Hi Buzz, thanks for dropping by…

Buzz Andersen wrote:

There are definitely some problems with disk images, but you’re probably right that people who don’t “get” them are in the minority (and they’re probably the type of people who, honestly, would have problems regardless of how the software was distributed icon_smile.gif ). I know I’ve encountered more than two users who have run into this problem myself (probably more on the order of 6 or 7), but that’s still not *that* many.

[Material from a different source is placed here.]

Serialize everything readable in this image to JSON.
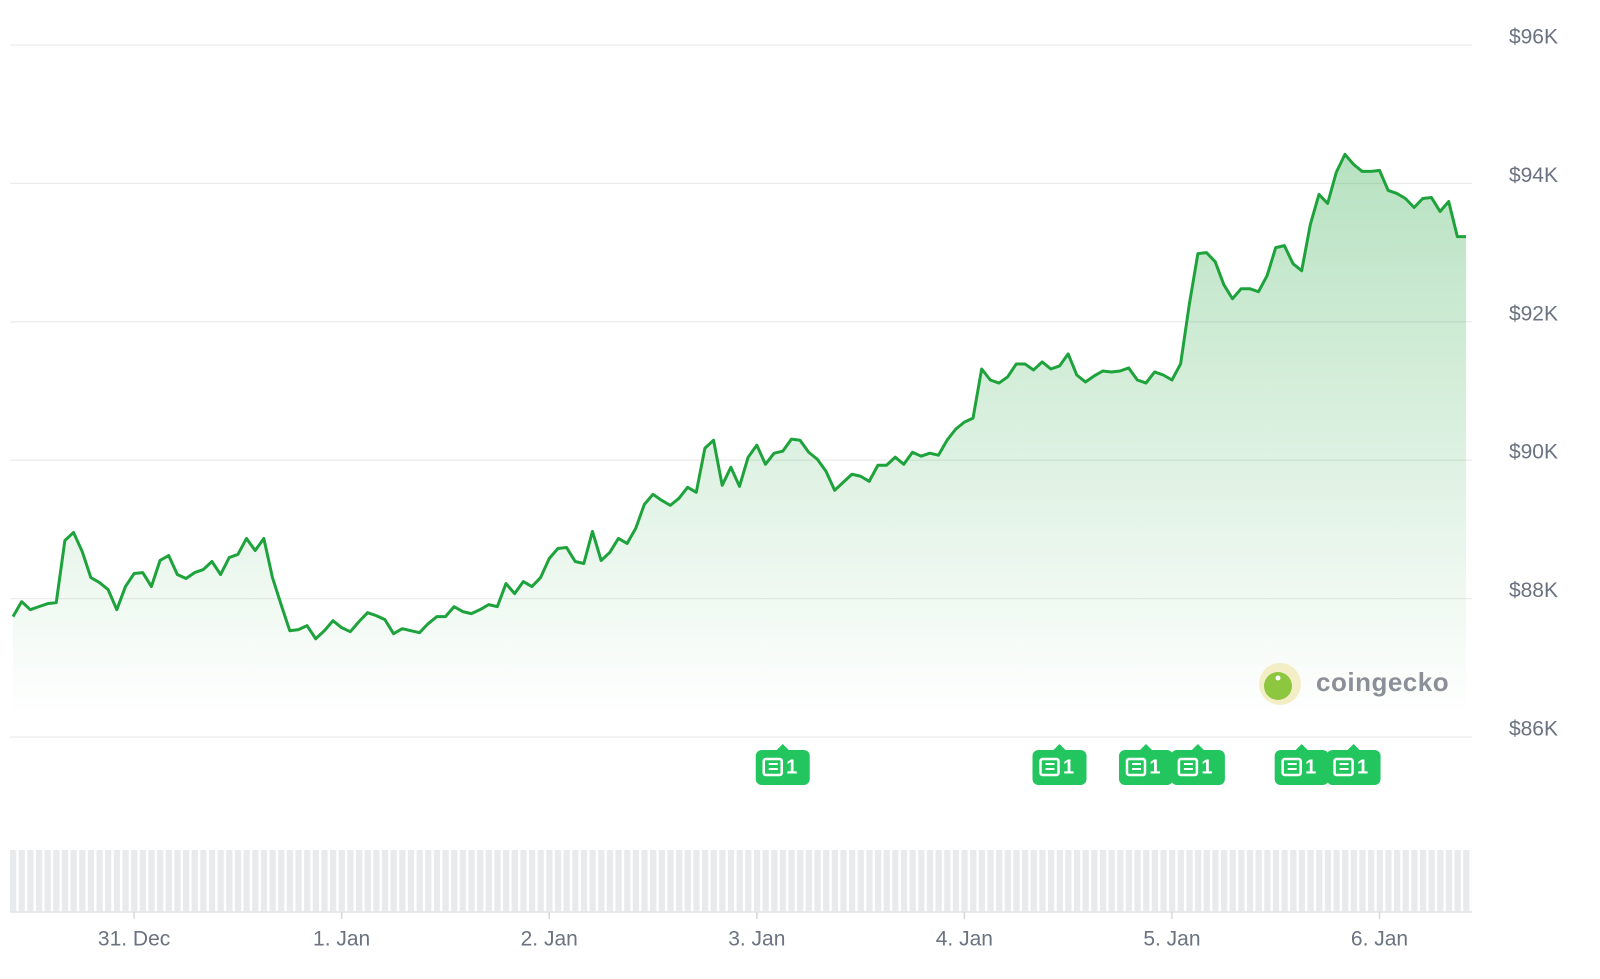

Right, there’s a point of diminishing returns for idiot-proofing, otherwise “normal” users will start to complain that the application or the installation process is too patronizing; just look at the average Windows “wizard”…icon_wink.gif

Buzz Andersen wrote:

Now I’m starting to think the solution to my problem might simply be to put a very prominent graphic with the words “Drag this to the Applications folder” and an arrow pointing toward the application into the background of the disk image.

Exactly my point. I’ve thought of adding “…and eject this disk image”, but that may already be too condescending.

I’ve also read a suggestion (can’t recall where right now, sorry) of providing a symbolic link to the Application folder on the disk image, and saying “Please drop the application here”. Supposedly some BeOS installers worked that way – it sounds interesting.